Hi, Bjorn,

   Thanks. There's nothing like local knowledge!
I lamented that the news photo didn't show us the
area below the spot, or some wider view, which
would have made this obvious.

   Did I identify you as Swedish in an earlier
post of mine? If so, apologies. A slight pause
while I remove my foot from my mouth (an old
expression).

   Chris, Mike, and company were correct,
then -- just a rock fall. I love digging into these
stories of great new falls and watch them slowly
unravel like a cheap sweater...

   This information (and the crazy translation
of the seismography page) makes an airburst
seem more likely, so I guess I'll go back to the
Melosh model and try to coax an airburst out
of it that can be heard 200 kilmeters away...

   I was most interested in the part that says,
"So it's a very usual phenomenon in this area,
which was associated unrightfully with the
exploding and rolling sounds between the
valley sides."  That is a great description of
a big airburst. But further, it implies a low
altitude for the source.

   If it was at 30 to 50 kilometers up (which
is where most of the airbursts I got in the
Melosh model were), the sound waves would
be mostly perpendicular to the flat valley floor
and bounce straight back up, attentuating the
echoes. But if it were at a lower altitude, the
shock waves would reverberate more in
the valley. (Google Earth shows the mountains
on either side as only 1000 meters or so, a
shallow valley with a flat bottom.)

   Giving up on impact, going for the airburst...


Sterling K. Webb
---------------------------------------------
----- Original Message ----- From: "Bjorn Sorheim" <[EMAIL PROTECTED]>
To: <meteorite-list@meteoritecentral.com>
Sent: Tuesday, June 13, 2006 1:26 PM
Subject: Re: [meteorite-list] norwegian fall



In this article(norwegian)
http://www.framtidinord.no/nyheter/article45150.ece
it says in the heading (translated):

** A [rock] slide no meteorite. **

(This story is also on the front page of www.framtidinord.no at the moment).
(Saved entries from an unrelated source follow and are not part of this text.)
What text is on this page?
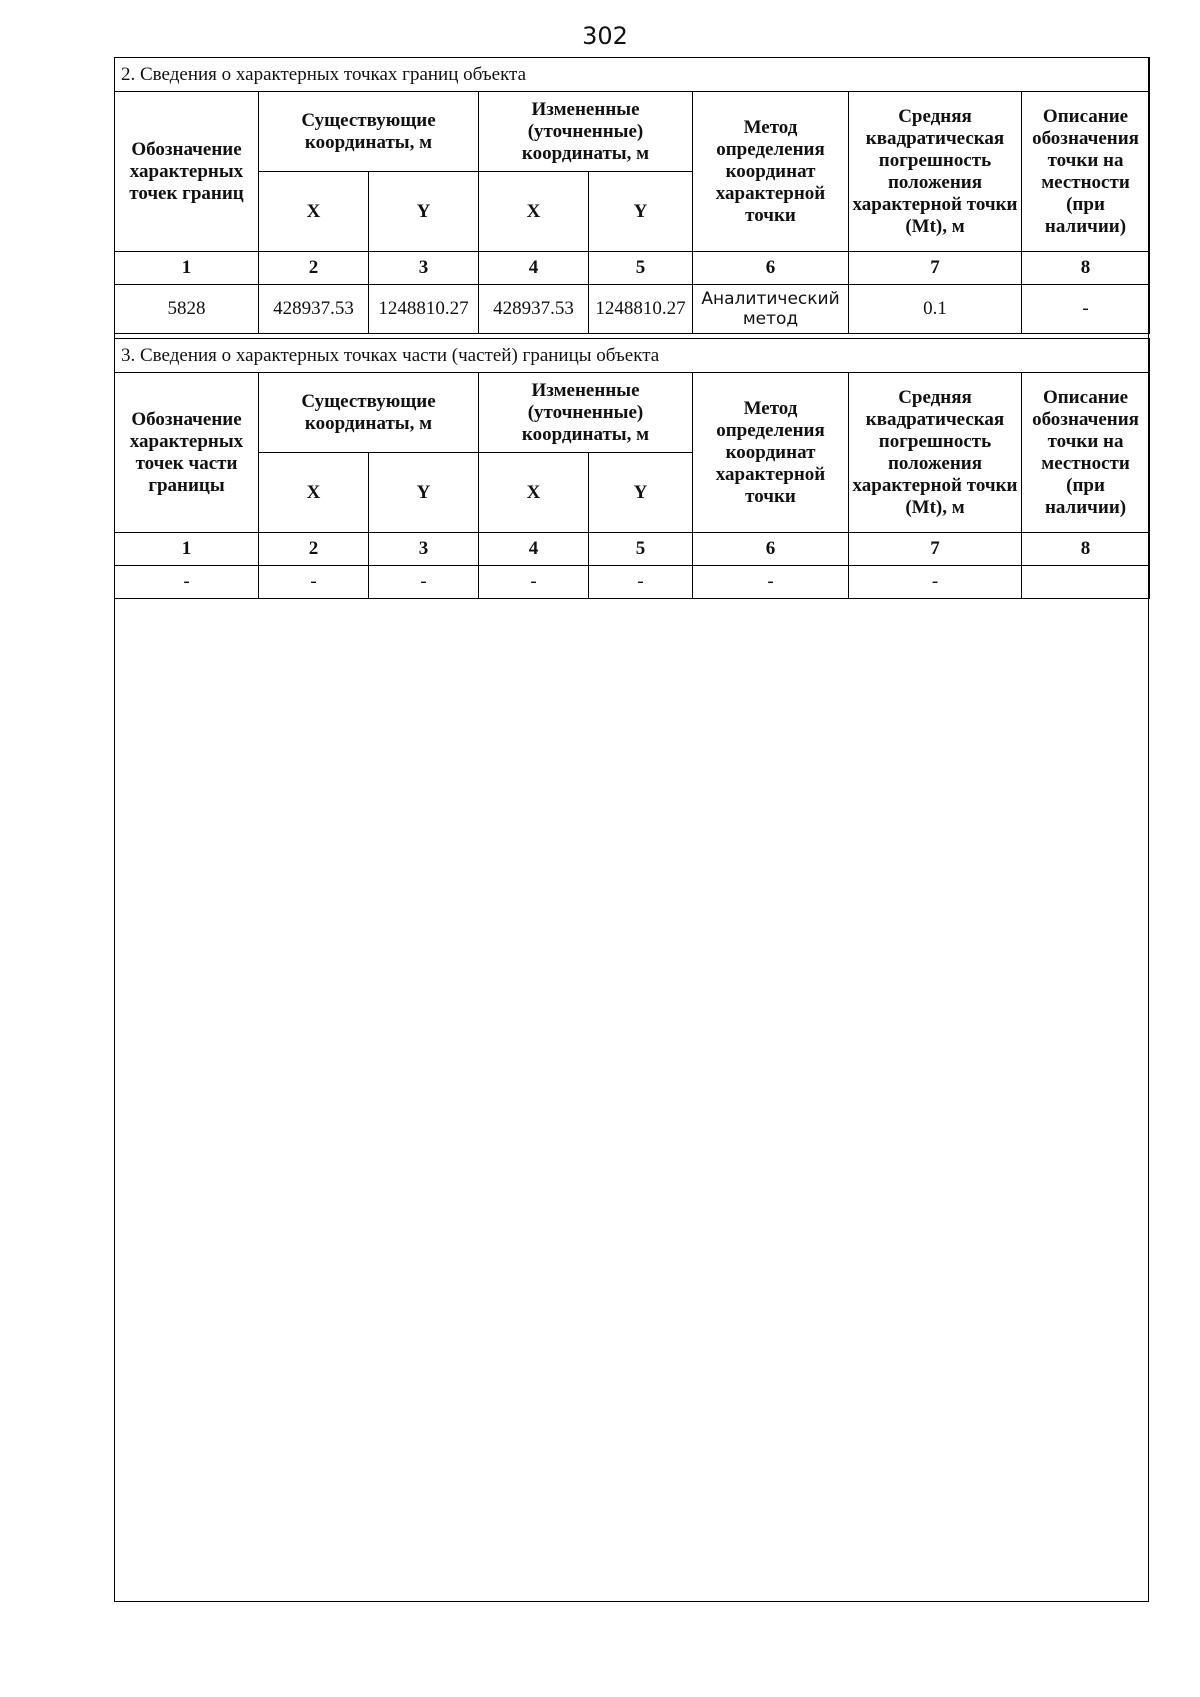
302
2. Сведения о характерных точках границ объекта							
Обозначение характерных точек границ	Существующие координаты, м		Измененные (уточненные) координаты, м		Метод определения координат характерной точки	Средняя квадратическая погрешность положения характерной точки (Mt), м	Описание обозначения точки на местности (при наличии)
	X	Y	X	Y			
1	2	3	4	5	6	7	8
5828	428937.53	1248810.27	428937.53	1248810.27	Аналитический метод	0.1	-
3. Сведения о характерных точках части (частей) границы объекта							
Обозначение характерных точек части границы	Существующие координаты, м		Измененные (уточненные) координаты, м		Метод определения координат характерной точки	Средняя квадратическая погрешность положения характерной точки (Mt), м	Описание обозначения точки на местности (при наличии)
	X	Y	X	Y			
1	2	3	4	5	6	7	8
-	-	-	-	-	-	-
The location has been know to [many] locals since a month back.
Many has turned to the newspaper with this information in the last days.
Locals has known the slide since the snow disappeared at least one month ago. Also a part of a local road in this Mosko vally taken by the slide is visible
to anyone going there.
So it's a very usual phenomenon in this area, which was associated
unrightfully with the exploding and rolling sounds between the vally sides.

Bjørn Sørheim,
In Norway

-----------------------------------------------
Full norwegain text:

Utglidning, ikke meteoritt
Av  AV INGE BJØRN HANSEN

Det er ikke en meteoritt som har forårsaket raset i fjellsiden i Moskodalen i Reisadalen. Beboere i området bekrefter overfor Framtid i Nord at de har observert arret i fjellsiden nesten helt siden den tiden snøen gikk tidligere i vår.

En av dem som bekrefter at det ikke har slått noen meteoritt ned i området, i alle fall ikke siste uka, er Håkon Rosengren. Han bor på den gården som er nærmest utrasningsstedet i det som folk i dalen kaller "Lillefjellet".

Dette fjellet ligger i utløpet av Moskodalen. Fra gården han ser man rett på bruddet i fjellsiden. Også veien raset har tatt er klart synlig.

- Kona og jeg går tur i området nesten hver dag. Det rasområdet som var omtalt som nedslagsfelt for sist ukes meteoritt i Nord-Troms er i alle fall en måned gammelt, sier Rosengren, og er dermed en av mange som har bekreftet dette overfor Framtid i Nord.



At 11:03 13.06.2006, you wrote:
That has the look of a percussion mark, to me.
The shape is elipsoidal, the internal part is fractured, the envolving rock
seams, by contrast, healty.
It would be a strange rockslide.
Even if the scale of the scar is dificult to evaluate from the photo, a mass
of an average car falling at the final speed of a meteorite, would not let
more evidence on a granite surface than this, I think.
Big craters form when cosmic speed is maintained, with asteroid sized
bodies, but why are we expecting such a big thing?